İlkokuldan itibaren on sekiz yaşına kadar tebrik ve takdir edilen bir çocuk ÖSYM sınavları sonucunda bir yere yerleşememesi halinde kendisini değersiz ve işlevsiz hissediyorsa üzerimizde ağır bir vebal var demektir. Lise programı boyunca her dönem takdir ve teşekkür belgesi alarak mezun olan bir öğrencinin üniversite sınavları baz alınarak başarısız sayılması en büyük garabet.
Nitelikli formasyon kazandıran eğitim fakültelerini hayata geçirmeliyiz.
Ortaöğretime geçişi TEOG’larla değil ilgi, istek ve kabiliyet ölçütleri ile sağlamalıyız.

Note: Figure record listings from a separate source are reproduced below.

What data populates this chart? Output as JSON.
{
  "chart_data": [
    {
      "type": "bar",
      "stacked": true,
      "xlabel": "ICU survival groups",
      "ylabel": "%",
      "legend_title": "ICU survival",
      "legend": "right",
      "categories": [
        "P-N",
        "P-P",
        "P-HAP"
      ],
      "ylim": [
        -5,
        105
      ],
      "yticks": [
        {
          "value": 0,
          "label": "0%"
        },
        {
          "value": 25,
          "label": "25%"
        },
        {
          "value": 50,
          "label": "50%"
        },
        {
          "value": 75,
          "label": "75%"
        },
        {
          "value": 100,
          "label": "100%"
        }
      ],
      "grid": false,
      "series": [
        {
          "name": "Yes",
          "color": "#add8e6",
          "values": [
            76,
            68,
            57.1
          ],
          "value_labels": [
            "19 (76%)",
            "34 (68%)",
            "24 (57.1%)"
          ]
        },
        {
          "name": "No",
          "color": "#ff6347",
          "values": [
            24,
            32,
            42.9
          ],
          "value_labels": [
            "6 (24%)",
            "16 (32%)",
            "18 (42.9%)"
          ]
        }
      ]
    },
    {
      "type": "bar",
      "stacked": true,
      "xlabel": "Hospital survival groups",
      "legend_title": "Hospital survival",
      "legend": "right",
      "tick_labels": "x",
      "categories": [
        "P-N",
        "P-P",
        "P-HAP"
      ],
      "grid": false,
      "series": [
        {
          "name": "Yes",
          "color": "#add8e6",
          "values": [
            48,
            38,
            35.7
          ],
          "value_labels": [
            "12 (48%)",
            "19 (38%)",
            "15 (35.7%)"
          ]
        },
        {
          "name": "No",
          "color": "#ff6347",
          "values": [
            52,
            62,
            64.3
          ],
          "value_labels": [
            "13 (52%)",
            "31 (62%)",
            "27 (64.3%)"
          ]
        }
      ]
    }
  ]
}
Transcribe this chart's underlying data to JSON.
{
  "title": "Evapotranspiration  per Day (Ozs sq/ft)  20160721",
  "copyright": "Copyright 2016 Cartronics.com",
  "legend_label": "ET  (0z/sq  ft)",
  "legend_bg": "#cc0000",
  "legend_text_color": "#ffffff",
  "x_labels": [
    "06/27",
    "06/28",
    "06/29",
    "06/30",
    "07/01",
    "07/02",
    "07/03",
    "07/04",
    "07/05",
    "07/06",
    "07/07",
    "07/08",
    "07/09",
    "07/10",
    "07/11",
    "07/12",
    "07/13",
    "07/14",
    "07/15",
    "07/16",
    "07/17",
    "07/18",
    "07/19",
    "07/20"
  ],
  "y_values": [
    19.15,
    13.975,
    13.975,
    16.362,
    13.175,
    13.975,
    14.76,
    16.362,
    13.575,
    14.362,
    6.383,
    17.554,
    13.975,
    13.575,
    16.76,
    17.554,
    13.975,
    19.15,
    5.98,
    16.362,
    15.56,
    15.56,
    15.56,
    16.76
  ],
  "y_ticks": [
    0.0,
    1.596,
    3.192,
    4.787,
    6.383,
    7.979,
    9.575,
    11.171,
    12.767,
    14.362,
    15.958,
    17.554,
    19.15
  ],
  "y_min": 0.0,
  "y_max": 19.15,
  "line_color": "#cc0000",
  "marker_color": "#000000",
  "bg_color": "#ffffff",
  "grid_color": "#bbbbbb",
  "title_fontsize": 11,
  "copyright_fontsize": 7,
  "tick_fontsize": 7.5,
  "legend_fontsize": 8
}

Spor, sanat, sağlık, sosyal, fen ve meslek liseleri dışında bir lise müfredatına izin vermemeliyiz. Meslek ve sanat liseleri üniversite eğitimine ihtiyaç duymadan istihdama hazır bir nesil yetiştirecek donanımda olmalı.
Her ile değil, her 3oo bin nüfusa bir sanat, spor, sağlık, sosyal ve fen liseleri açmalıyız.
Tarım ve hayvancılık, botanik, estetik, sosyal hizmet, sağlık hizmetleri, otomotiv, inşaat, peyzaj, grafik tasarım, bilgisayar, malzeme, plastik, ahşap, kimya, kozmetik, makine, yiyecek-içecek, tekstil ve giyim, iletişim, güvenlik, müzik ve resim liseleri açmalıyız.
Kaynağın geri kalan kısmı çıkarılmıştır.